For the third time, Congressman Davis is being challenged by community activist Kina Collins. She nearly beat Davis in 2022, where Davis took 52.1 percent of the vote to Collins’ 45.5 percent. In Chicago, Davis won 11 of the 13 Black wards in his district. His biggest win came in the 16th Ward, where he took over 76 percent of the vote. 

Collins, a Chicago activist who has protested to end police misconduct, won two Black wards, including the 4th Ward, where she won over 55 percent of the vote. 

But the 7th Congressional race is more crowded this time around. There are a total of five candidates that include two newcomers and City Treasurer Melissa Conyears-Ervin, who once suspended her campaign amid ethics concerns raised by an Inspector General’s Report. The probe found that Conyears-Ervin fired two staffers who accused her of unethical behavior. 

Davis, who is 82, on ABC 7 Chicago called Conyears-Ervin “ethically challenged.” 

Conyears-Ervin has been endorsed by Aldermen Jeanette Taylor (20th) and Chris Taliaferro (29th), who nearly lost reelection last year to CB Johnson, whom Davis endorsed. 
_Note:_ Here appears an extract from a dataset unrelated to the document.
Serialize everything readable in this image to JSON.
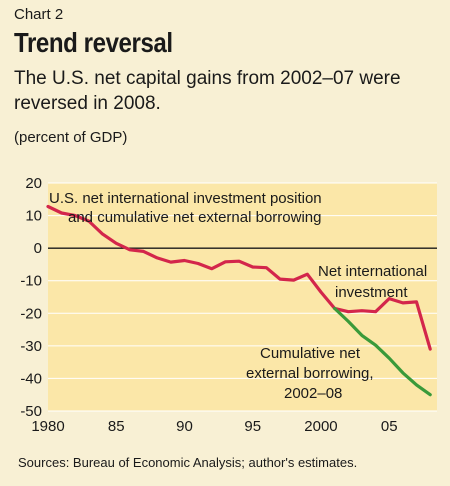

In other races, Congressmen Jonathan Jackson and Robyn Kelly are running unopposed in the Democratic Primary. In Illinois’ 4th Congressional District, Alderman Raymond Lopez is on the ballot against incumbent Jesus “Chuy” Garcia. 

In Chicago’s 6th, 7th and 8th Black wards, voters will decide on a referendum that calls for creating a Community Benefits Ordinance to protect renters from rising rents and displacements tied to the impending Obama Presidential Center and Library.